Ускользнула от внимания Пенденниса и диковинная перемена, происшедшая на сцене вскоре после появления в ложе этих двух мужчин. Зрителей было так мало, что первое действие еле; доиграли - до поднятия занавеса поговаривали даже о том, не отменить ли представление, как в тот злосчастный вечер, когда бедняга Пен рано воротился домой. Актеры пропускали реплики, прерывали свою речь зевками, а в перерывах громко переговаривались. Даже Бингли играл спустя рукава, а миссис Бингли - Эльвиру - почти не было слышно.

Как же случилось, что эта самая миссис Бингли внезапно обрела голос и заревела, подобно тельцам Васанским? Почему Бингли, стряхнув с себя вялость, стал метаться по сцене и выкрикивать слова не хуже Кина? И с чего это Гарбетс, и Раукинс, и миссис Раунси начали выставлять напоказ свои прелести и наперебой улыбаться, и хмуриться, и декламировать во всю силу легких для этих двух мужчин в третьей ложе?
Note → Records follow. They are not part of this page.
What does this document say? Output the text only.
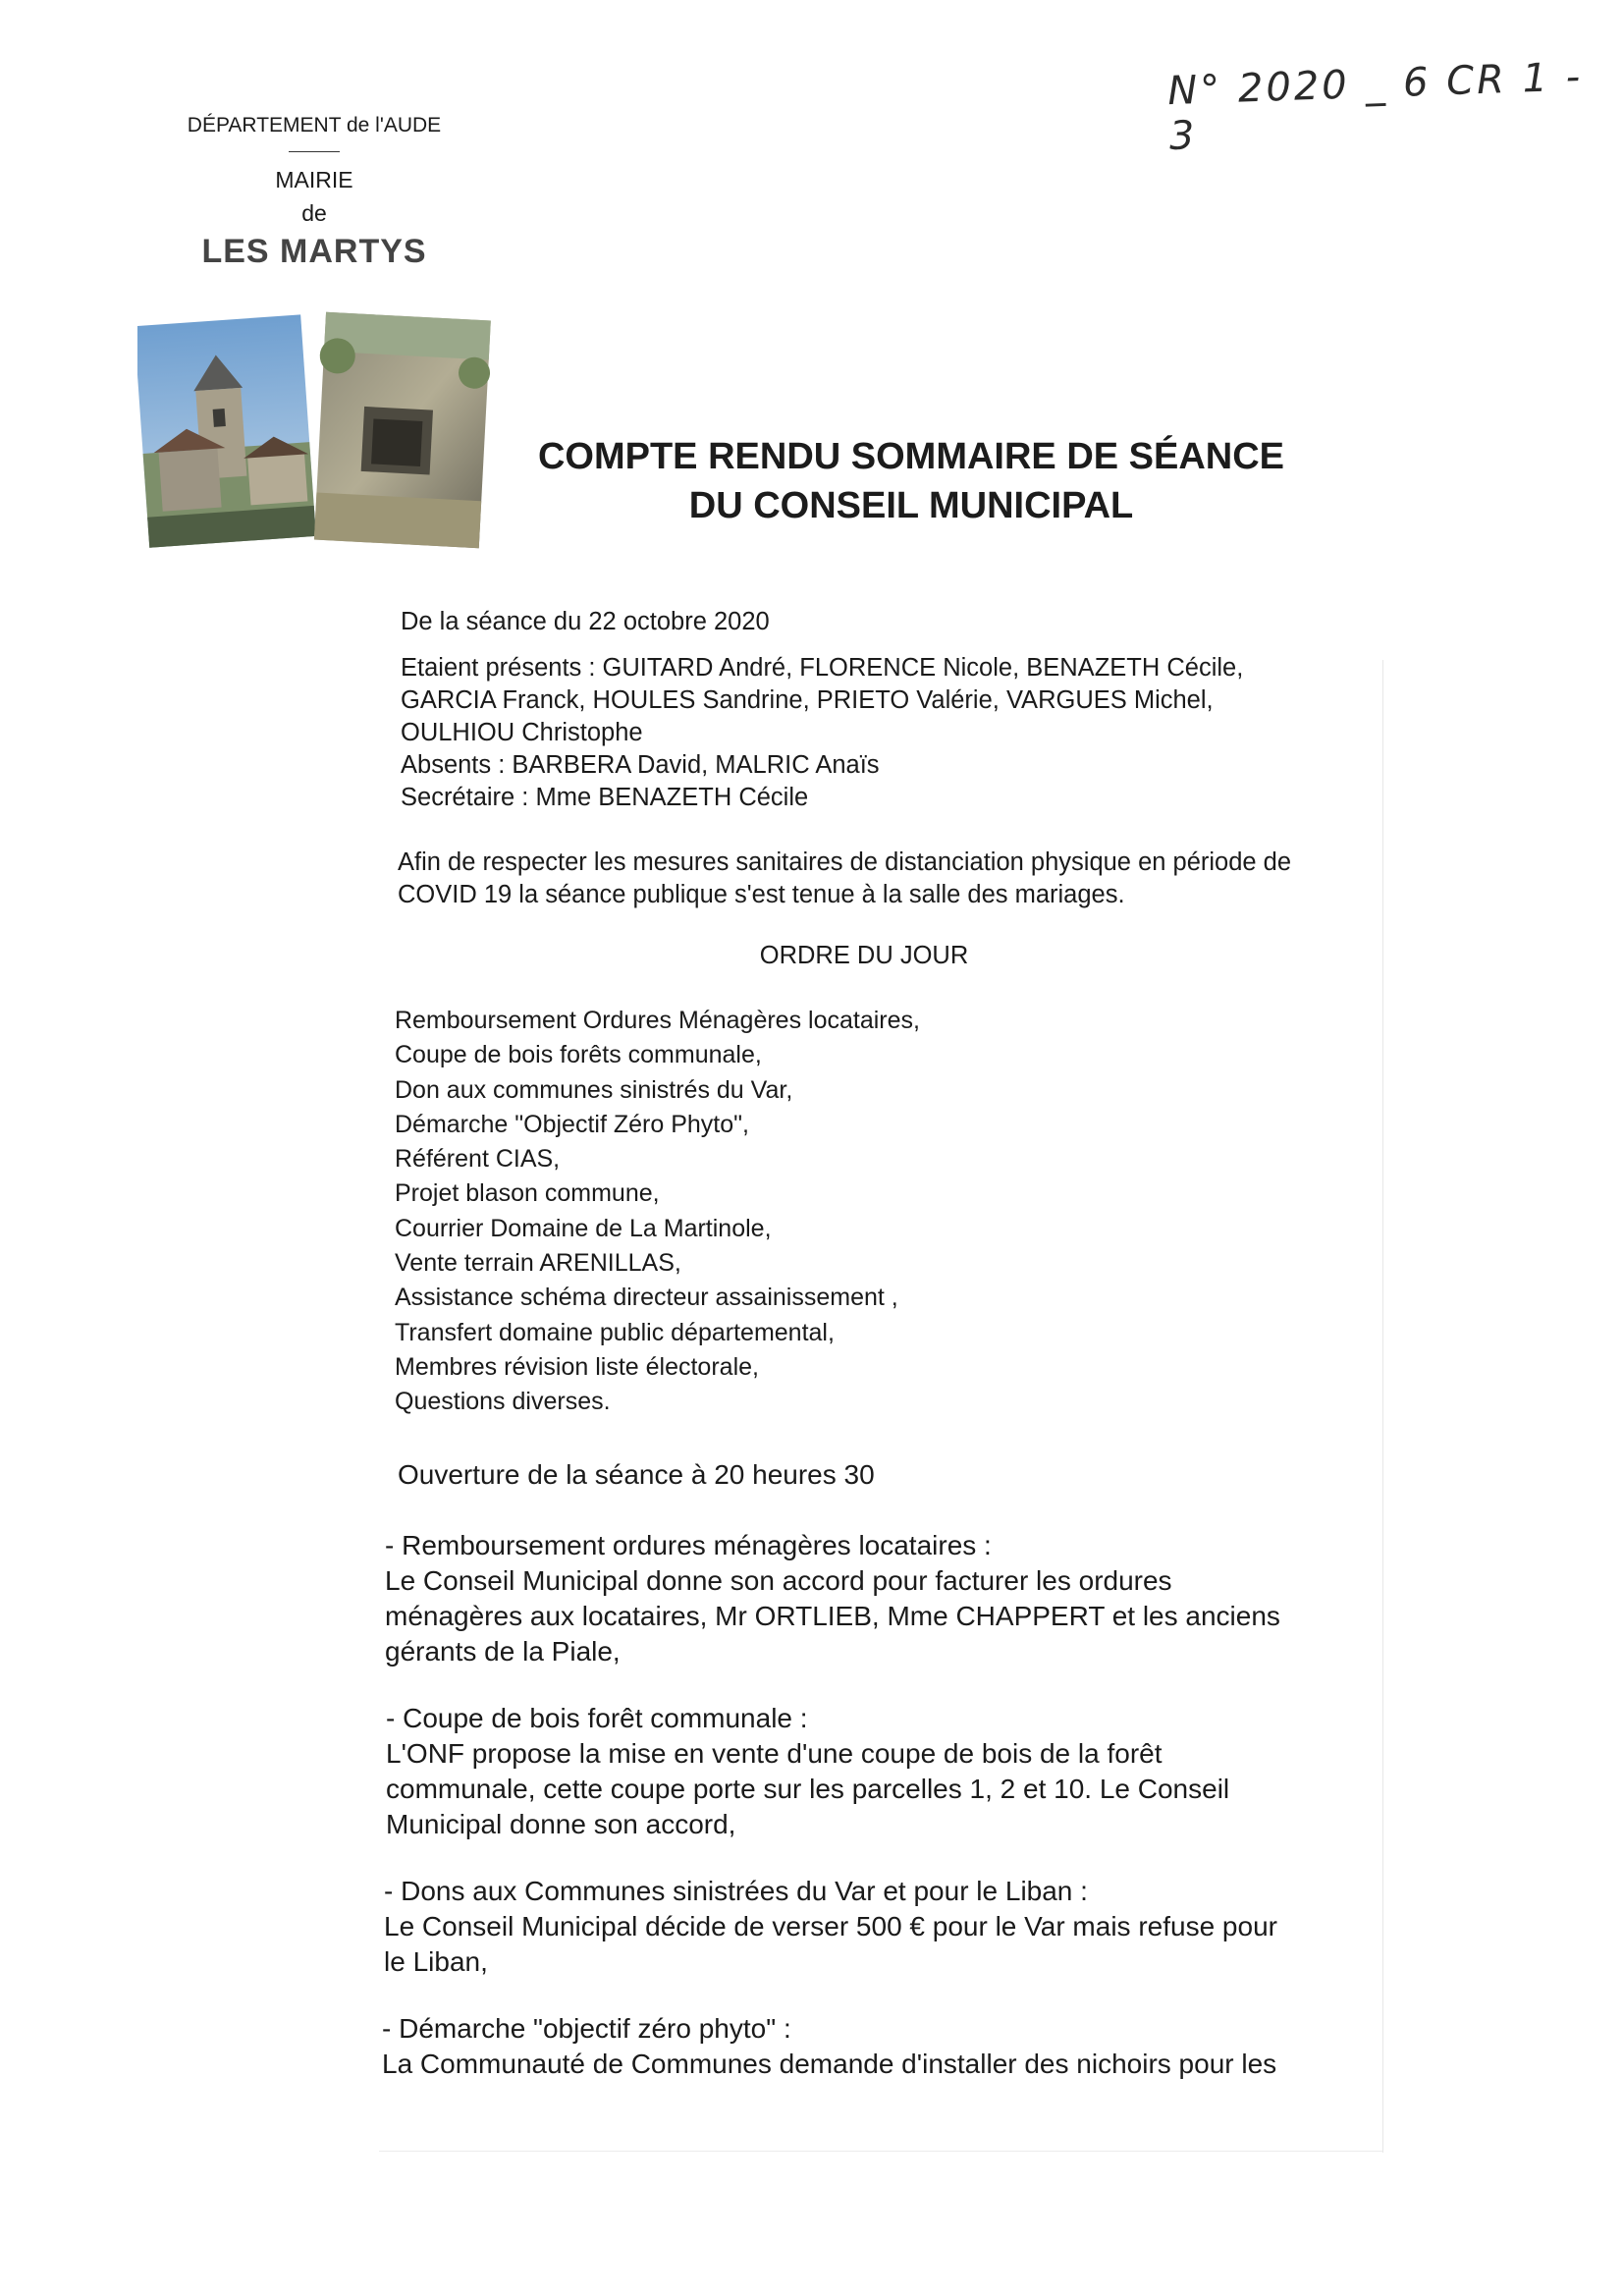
N° 2020 _ 6 CR 1 - 3
DÉPARTEMENT de l'AUDE
MAIRIE
de
LES MARTYS
COMPTE RENDU SOMMAIRE DE SÉANCE
DU CONSEIL MUNICIPAL
De la séance du 22 octobre 2020
Etaient présents : GUITARD André, FLORENCE Nicole, BENAZETH Cécile,
GARCIA Franck, HOULES Sandrine, PRIETO Valérie, VARGUES Michel,
OULHIOU Christophe
Absents : BARBERA David, MALRIC Anaïs
Secrétaire : Mme BENAZETH Cécile
Afin de respecter les mesures sanitaires de distanciation physique en période de
COVID 19 la séance publique s'est tenue à la salle des mariages.
ORDRE DU JOUR
Remboursement Ordures Ménagères locataires,
Coupe de bois forêts communale,
Don aux communes sinistrés du Var,
Démarche "Objectif Zéro Phyto",
Référent CIAS,
Projet blason commune,
Courrier Domaine de La Martinole,
Vente terrain ARENILLAS,
Assistance schéma directeur assainissement ,
Transfert domaine public départemental,
Membres révision liste électorale,
Questions diverses.
Ouverture de la séance à 20 heures 30
- Remboursement ordures ménagères locataires :
Le Conseil Municipal donne son accord pour facturer les ordures
ménagères aux locataires, Mr ORTLIEB, Mme CHAPPERT et les anciens
gérants de la Piale,
- Coupe de bois forêt communale :
L'ONF propose la mise en vente d'une coupe de bois de la forêt
communale, cette coupe porte sur les parcelles 1, 2 et 10. Le Conseil
Municipal donne son accord,
- Dons aux Communes sinistrées du Var et pour le Liban :
Le Conseil Municipal décide de verser 500 € pour le Var mais refuse pour
le Liban,
- Démarche "objectif zéro phyto" :
La Communauté de Communes demande d'installer des nichoirs pour les
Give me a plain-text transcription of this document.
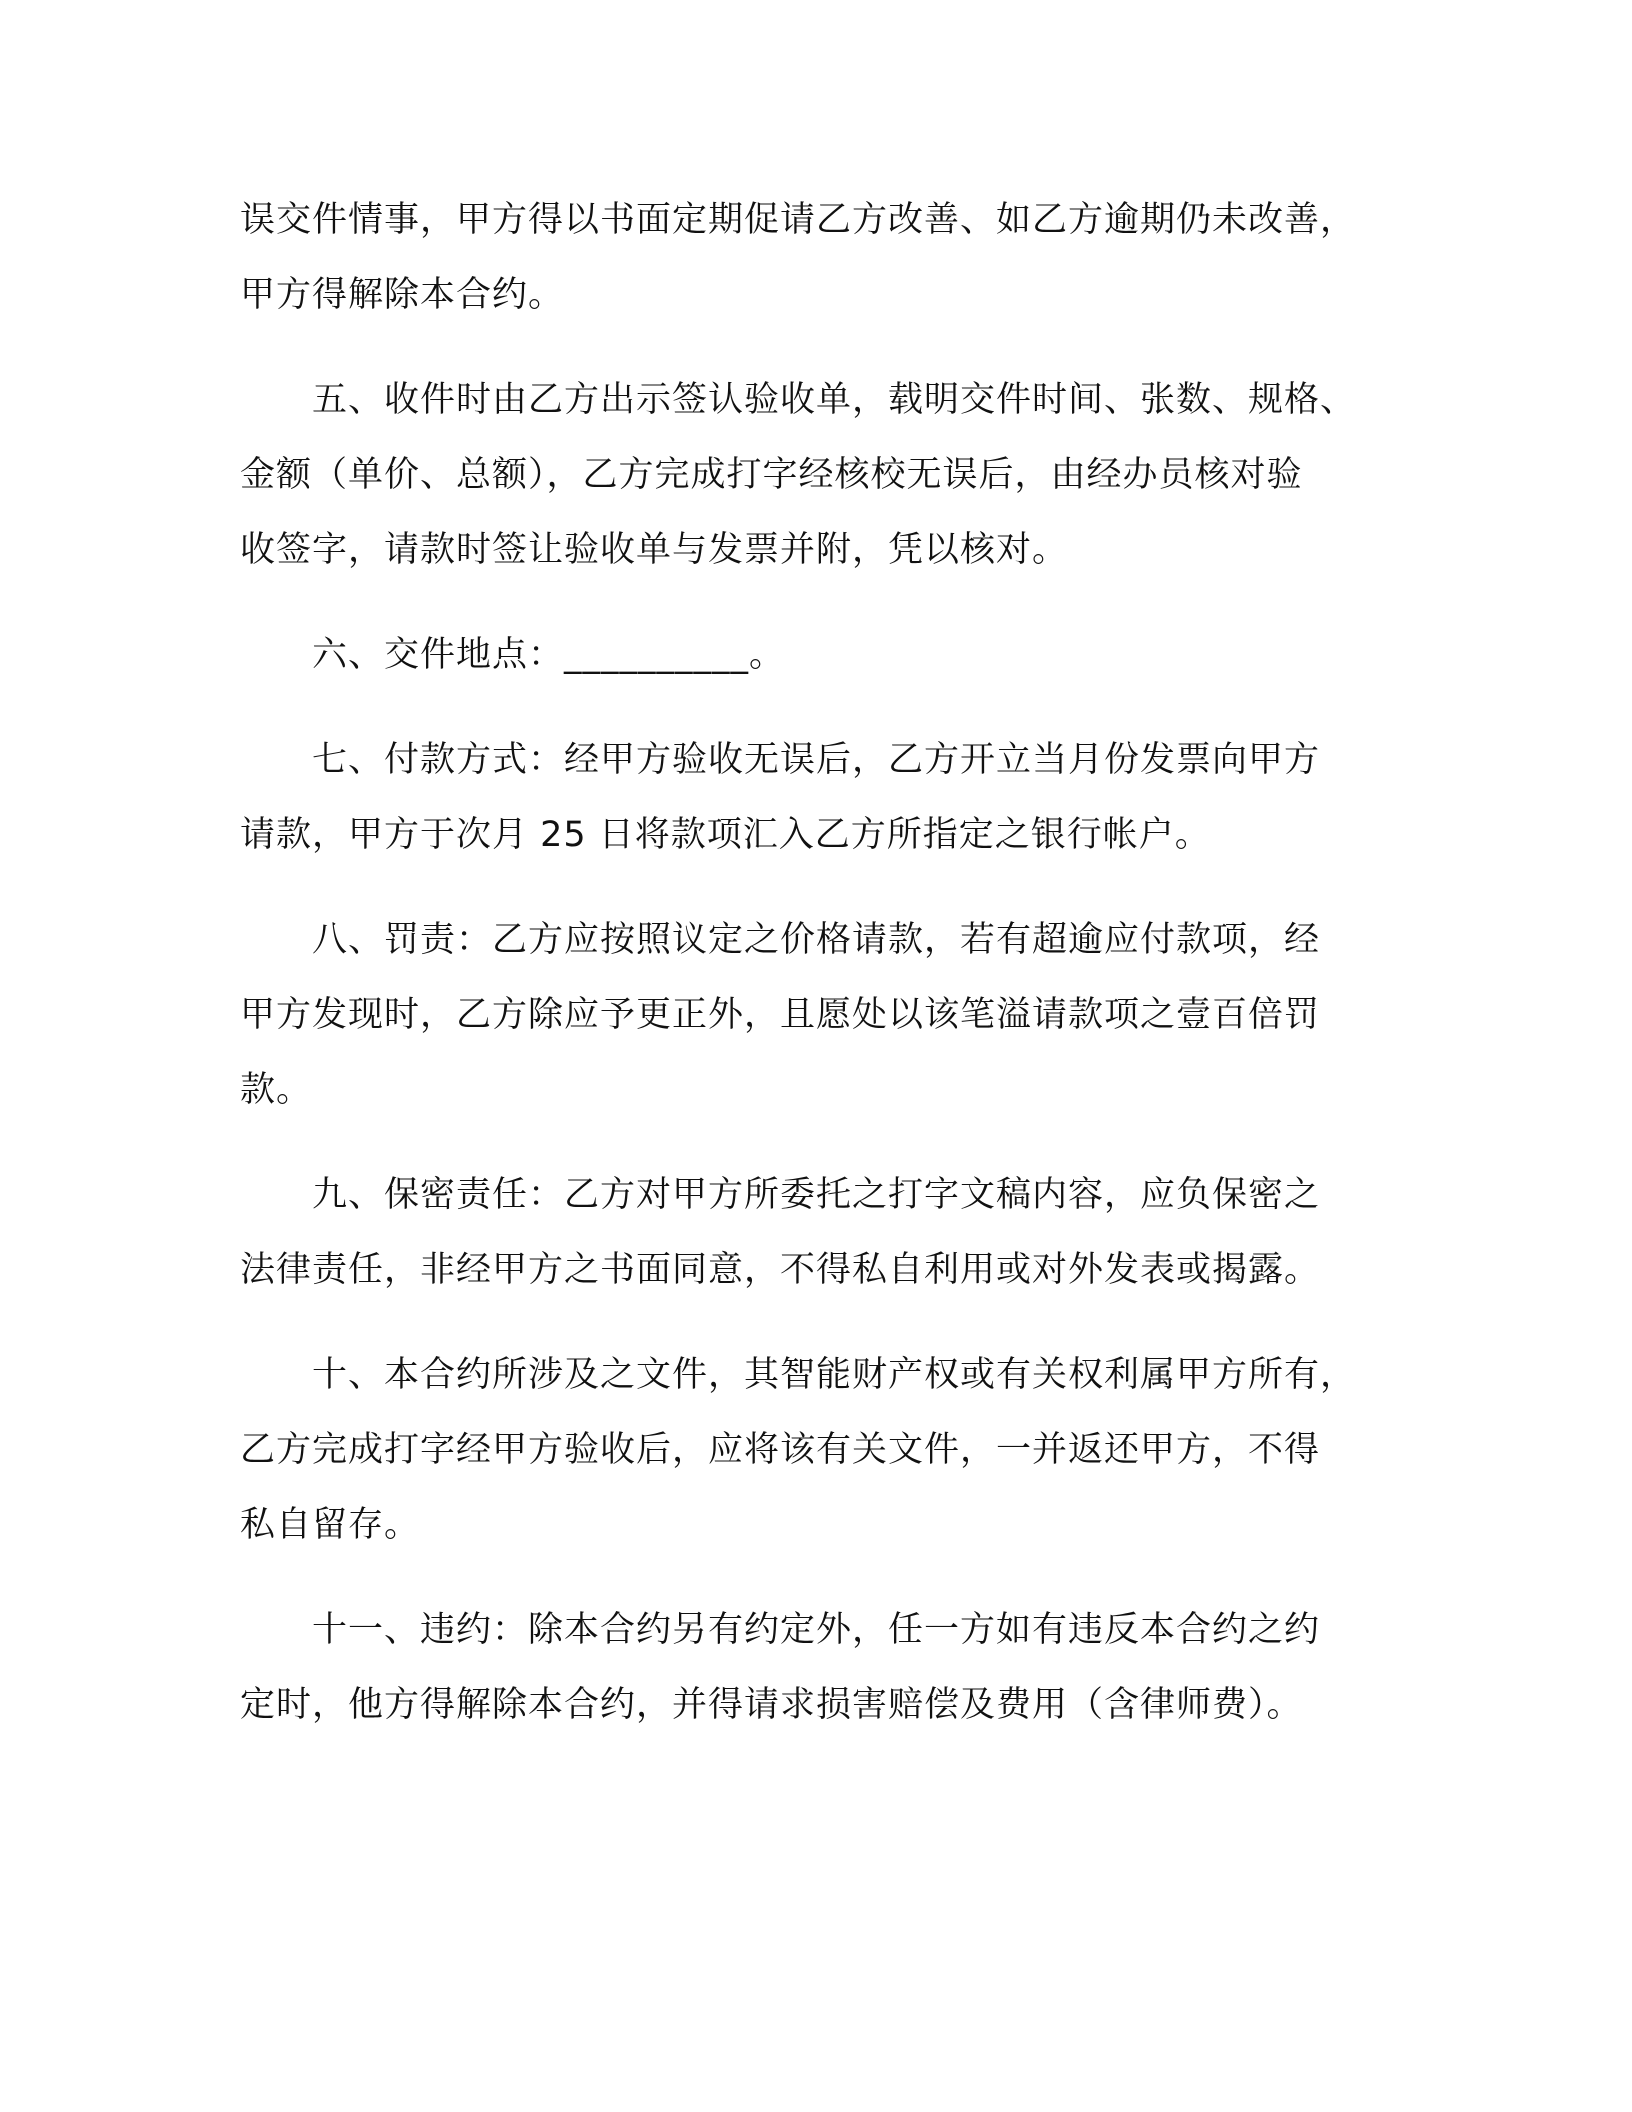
误交件情事，甲方得以书面定期促请乙方改善、如乙方逾期仍未改善，
甲方得解除本合约。
　　五、收件时由乙方出示签认验收单，载明交件时间、张数、规格、
金额（单价、总额），乙方完成打字经核校无误后，由经办员核对验
收签字，请款时签让验收单与发票并附，凭以核对。
　　六、交件地点：__________。
　　七、付款方式：经甲方验收无误后，乙方开立当月份发票向甲方
请款，甲方于次月 25 日将款项汇入乙方所指定之银行帐户。
　　八、罚责：乙方应按照议定之价格请款，若有超逾应付款项，经
甲方发现时，乙方除应予更正外，且愿处以该笔溢请款项之壹百倍罚
款。
　　九、保密责任：乙方对甲方所委托之打字文稿内容，应负保密之
法律责任，非经甲方之书面同意，不得私自利用或对外发表或揭露。
　　十、本合约所涉及之文件，其智能财产权或有关权利属甲方所有，
乙方完成打字经甲方验收后，应将该有关文件，一并返还甲方，不得
私自留存。
　　十一、违约：除本合约另有约定外，任一方如有违反本合约之约
定时，他方得解除本合约，并得请求损害赔偿及费用（含律师费）。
Один из них был щуплый джентльмен в черном, седой, с веселыми и проницательными глазами; другой являл собою фигуру, во всех смыслах великолепную и примечательную, - дородный, с горбатым носом, с густой, вьющейся шевелюрой и бакенбардами, в сюртуке, отделанном шнурами и бархатом. Особу его украшало несколько поджилетников, множество богатых перстней, золотые булавки и цепочки. Когда рука его в белой лайковой перчатке извлекала из кармана желтый платок, по зале распространялся аромат мускуса и бергамота. Как видно, это была личность выдающаяся, и ради него-то выбивалась из сил маленькая провинциальная труппа.

Словом, это был не кто иной, как мистер Долфин, известный лондонский антрепренер, в сопровождении своего верного друга и секретаря мистера Уильяма Минза, которого он всюду возил с собой. Он не просидел в ложе и десяти минут, как его августейшее присутствие было замечено, и Бингли и остальные актеры стали играть в полную силу, всячески стараясь привлечь его внимание. Возможно, что великий лондонский импресарио вызвал легкое трепыхание даже в невозмутимом сердце мисс Фодерингэй. Роль ее была не сложна, состояла она главным образом в том, чтобы быть красивой и стоять в живописных позах, обнимая свое дитя; и это мисс Фодерингэй проделала восхитительно. Тщетно добивались другие актеры милости театрального султана. Пизарро не удостоился ни одного хлопка. Бингли кричал, миссис Бингли ревела, а мистер Долфин только нюхал табак из своей массивной золотой табакерки. И лишь в последней сцене, когда Ролла входит, сгибаясь под тяжестью младенца (Бингли уже не молод, а четвертый его сынок - Тальма Бингли - на редкость крупный мальчик), когда Ролла, шатаясь, подходит к Коре, а она с воплем бросается ему навстречу, восклицая: "О боже, он весь в крови!" - только тут лондонский антрепренер стал аплодировать и громко крикнул: "Браво!"